Basketball Week is the flagship event of the FIBA Europe-SOEE partnership that was established in May 2004 with the signing of an agreement of cooperation to develop basketball for players with intellectual disabilities. The benefits of the partnership are already evident with the number of Special Olympics players in Europe/Eurasia increasing from approximately 13,000 to 20,000 players.
“We are delighted that national basketball federations and professional clubs came out in force during the first Special Olympics European Basketball Week. Courts sizzled across the region as players with intellectual disabilities had a chance to play basketball,” said Michael Smith, managing director, SOEE.
“We hope the basketball world will continue to support our players so that many more people can enjoy this great sport and show that through sports people with intellectual disabilities can be included more in society,” he added.

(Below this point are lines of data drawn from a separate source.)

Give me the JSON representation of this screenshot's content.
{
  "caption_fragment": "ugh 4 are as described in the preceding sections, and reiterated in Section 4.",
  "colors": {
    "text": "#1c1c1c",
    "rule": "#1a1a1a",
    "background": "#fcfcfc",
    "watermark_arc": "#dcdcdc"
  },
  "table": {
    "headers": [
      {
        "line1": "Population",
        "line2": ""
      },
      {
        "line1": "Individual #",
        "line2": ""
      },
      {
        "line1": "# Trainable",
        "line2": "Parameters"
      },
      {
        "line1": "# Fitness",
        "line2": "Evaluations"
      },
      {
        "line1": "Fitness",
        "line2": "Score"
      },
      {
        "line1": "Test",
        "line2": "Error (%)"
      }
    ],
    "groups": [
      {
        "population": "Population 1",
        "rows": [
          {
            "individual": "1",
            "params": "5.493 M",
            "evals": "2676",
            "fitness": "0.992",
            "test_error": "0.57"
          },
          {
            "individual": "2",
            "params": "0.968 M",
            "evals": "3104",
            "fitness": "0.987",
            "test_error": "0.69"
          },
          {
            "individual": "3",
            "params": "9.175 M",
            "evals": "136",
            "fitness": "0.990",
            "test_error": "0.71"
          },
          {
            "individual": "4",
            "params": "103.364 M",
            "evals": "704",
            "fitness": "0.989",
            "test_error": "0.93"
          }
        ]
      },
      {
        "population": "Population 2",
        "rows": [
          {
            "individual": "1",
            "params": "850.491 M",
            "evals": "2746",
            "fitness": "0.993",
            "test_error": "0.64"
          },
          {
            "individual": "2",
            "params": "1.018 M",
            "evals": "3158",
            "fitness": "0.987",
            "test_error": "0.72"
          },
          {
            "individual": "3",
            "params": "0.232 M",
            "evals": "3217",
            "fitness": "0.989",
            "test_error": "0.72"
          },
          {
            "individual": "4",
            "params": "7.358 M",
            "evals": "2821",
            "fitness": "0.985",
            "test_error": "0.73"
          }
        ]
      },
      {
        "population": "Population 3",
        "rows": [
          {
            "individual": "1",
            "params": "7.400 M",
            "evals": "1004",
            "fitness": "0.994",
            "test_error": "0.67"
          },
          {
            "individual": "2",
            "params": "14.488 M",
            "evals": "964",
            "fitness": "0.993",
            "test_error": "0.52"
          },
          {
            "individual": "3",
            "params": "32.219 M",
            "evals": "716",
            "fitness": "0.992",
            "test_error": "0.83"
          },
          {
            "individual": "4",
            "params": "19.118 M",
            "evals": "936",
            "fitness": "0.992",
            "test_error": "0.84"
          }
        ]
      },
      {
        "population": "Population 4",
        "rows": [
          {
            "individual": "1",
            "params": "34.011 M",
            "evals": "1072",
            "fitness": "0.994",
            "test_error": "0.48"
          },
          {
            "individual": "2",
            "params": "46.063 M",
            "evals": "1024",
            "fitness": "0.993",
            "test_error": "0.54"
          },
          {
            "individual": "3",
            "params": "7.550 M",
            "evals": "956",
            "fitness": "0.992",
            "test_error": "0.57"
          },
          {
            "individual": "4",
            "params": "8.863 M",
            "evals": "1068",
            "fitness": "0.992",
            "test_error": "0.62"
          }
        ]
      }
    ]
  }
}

“FIBA Europe is happy to support the Special Olympics European Basketball Week because it represents an opportunity for FIBA Europe to fulfill its mandate to promote basketball, in all its forms, throughout the region,” said Nar Zanolin, secretary general, FIBA Europe.
“We want more people with intellectual disabilities of all ages and abilities to have a chance to experience the thrill of a sport that is enjoyed by us all,” he added.
Special Olympics, founded in 1968 by Eunice Kennedy Shriver, is the world’s largest year-round program of sports training and competitions for individuals with intellectual disabilities. More than 1 million athletes in over 150 countries train and compete in 26 Olympic-style summer and winter sports at local, national and international events. Through its sports programs, Special Olympics strives to provide long-term benefits to individuals’ health, self-esteem and social integration.
Special Olympics and Paralympics are two separate organizations recognized by the International Olympic Committee (IOC). Special Olympics provides sports opportunities for individuals with intellectual disabilities of all ability levels. Paralympics provides sports opportunities for elite-level athletes with disabilities.